Publié le 31 Octobre 2008 par UDFO21 in FO Fonctions Publiques

LE SECTEUR FONCTIONS PUBLIQUES DE L'UNION DEPARTEMENTALE FORCE OUVRIERE DE COTE D'OR VOUS INFORME DE :

Plus d'Etat, moins de fonctionnaires: équation impossible pour les syndicats

Les syndicats ont jugé vendredi contradictoire la volonté affichée par Nicolas Sarkozy de remettre l'Etat au coeur de l'économie, au moment même où, selon eux, il affaiblit son bras armé en diminuant le nombre des fonctionnaires, une équation impossible à leurs yeux.Lire la suite l'article

Le président a détaillé jeudi des mesures "exceptionnelles" de soutien à l'économie, dont la création d'un fonds d'investissement public chargé d'intervenir "massivement" dans les entreprises en difficulté. "Tout concourt à ce que nous nous interrogions sur la redéfinition du rôle de l'Etat dans l'économie", a-t-il souligné, dénonçant "l'idéologie de la dictature des marchés".

Dans le même discours, évoquant les récentes manifestations de fonctionnaires, le chef de l'Etat a déclaré: "Que des gens viennent de bonne foi nous demander en réponse à la crise (...) davantage d'emplois publics, je me demande s'ils ont bien compris dans quel monde nous vivons!".

La FSU, première fédération de la Fonction publique d'Etat, lui a immédiatement reproché de "jeter une nouvelle fois les fonctionnaires en pâture à l'opinion". "A un moment où cette crise touche l'économie dite réelle, peut-on se permettre de refuser d'investir dans les services publics", a-t-elle demandé.

"Ce n'est quand même pas au moment où tout le monde dit qu'il faut un retour de l'Etat (...) qu'il faut le démanteler", a également déclaré le secrétaire général de FO Jean-Claude Mailly, en référence aux 30.600 suppressions de postes de fonctionnaires prévues en 2009.

"Est-ce que l'Etat a aujourd'hui encore les moyens de vérifier que les décisions qu'il prend sont bien appliquées?", s'est-il interrogé, soulignant que "ce n'est plus le cas aux Etats-Unis", où "les hauts fonctionnaires disent ne plus être assez nombreux pour vérifier que l'argent" débloqué par les pouvoirs publics pour faire face à la crise financière "va bien dans le circuit" prévu.

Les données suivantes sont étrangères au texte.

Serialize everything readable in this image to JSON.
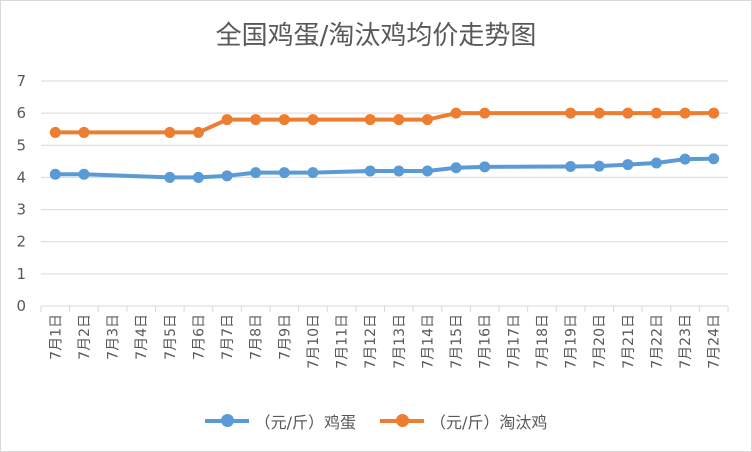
{
  "chart_data": {
    "type": "line",
    "title": "全国鸡蛋/淘汰鸡均价走势图",
    "categories": [
      "7月1日",
      "7月2日",
      "7月3日",
      "7月4日",
      "7月5日",
      "7月6日",
      "7月7日",
      "7月8日",
      "7月9日",
      "7月10日",
      "7月11日",
      "7月12日",
      "7月13日",
      "7月14日",
      "7月15日",
      "7月16日",
      "7月17日",
      "7月18日",
      "7月19日",
      "7月20日",
      "7月21日",
      "7月22日",
      "7月23日",
      "7月24日"
    ],
    "ylim": [
      0,
      7
    ],
    "yticks": [
      "0",
      "1",
      "2",
      "3",
      "4",
      "5",
      "6",
      "7"
    ],
    "grid": true,
    "legend_position": "bottom",
    "series": [
      {
        "name": "（元/斤）鸡蛋",
        "color": "#5B9BD5",
        "values": [
          4.1,
          4.1,
          null,
          null,
          4.0,
          4.0,
          4.05,
          4.15,
          4.15,
          4.15,
          null,
          4.2,
          4.2,
          4.2,
          4.3,
          4.33,
          null,
          null,
          4.34,
          4.35,
          4.4,
          4.45,
          4.57,
          4.58
        ]
      },
      {
        "name": "（元/斤）淘汰鸡",
        "color": "#ED7D31",
        "values": [
          5.4,
          5.4,
          null,
          null,
          5.4,
          5.4,
          5.8,
          5.8,
          5.8,
          5.8,
          null,
          5.8,
          5.8,
          5.8,
          6.0,
          6.0,
          null,
          null,
          6.0,
          6.0,
          6.0,
          6.0,
          6.0,
          6.0
        ]
      }
    ]
  }
}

François Chérèque (CFDT) a quant à lui décrit "un Nicolas Sarkozy qui a quelques accents étatistes au niveau économique mais qui, au niveau social, s'inspire beaucoup du thatchérisme".

Pour le politologue René Mouriaux, le "volontarisme" du président "se heurte à des contradictions profondes". "Plus la société se complexifie, plus on a besoin de fonctionnaires pour répondre aux besoins croissants", a-t-il déclaré.

"L'allongement de la durée de vie et le nombre croissant de personnes âgées dépendantes fait qu'on a besoin de plus de personnels dans les hôpitaux, les maisons de retraite", a-t-il ajouté. De même, en matière d'écologie par exemple, "on a et on aura un besoin croissant de contrôle de la qualité de l'eau, du lait, etc".

Une situation qu'illustre un récent documentaire de France 2 sur des actes de maltraitance dans une maison de retraite.

Après avoir mis l'accent sur les sanctions qu'elle entendait infliger à l'établissement dont elle ne connaissait alors pas le nom, la secrétaire d'Etat à la Solidarité Valérie Létard a découvert qu'il souffrait de gros problèmes d'effectifs - 16 postes d'infirmiers et autant de postes d'aide-soignants non pourvus - et annoncé la création d'une "cellule de recrutement pour procéder à ces embauches".

Pour la fédération CGT des services publics, M. Sarkozy risque en outre de "garrotter les collectivités locales", avec des exonérations de la taxe professionnelle qui les finance en partie. D'un côté, on "renfloue les banques avec 360 milliards d'euros d'argent public", de l'autre on "asphyxie le service public territorial", a-t-elle déploré.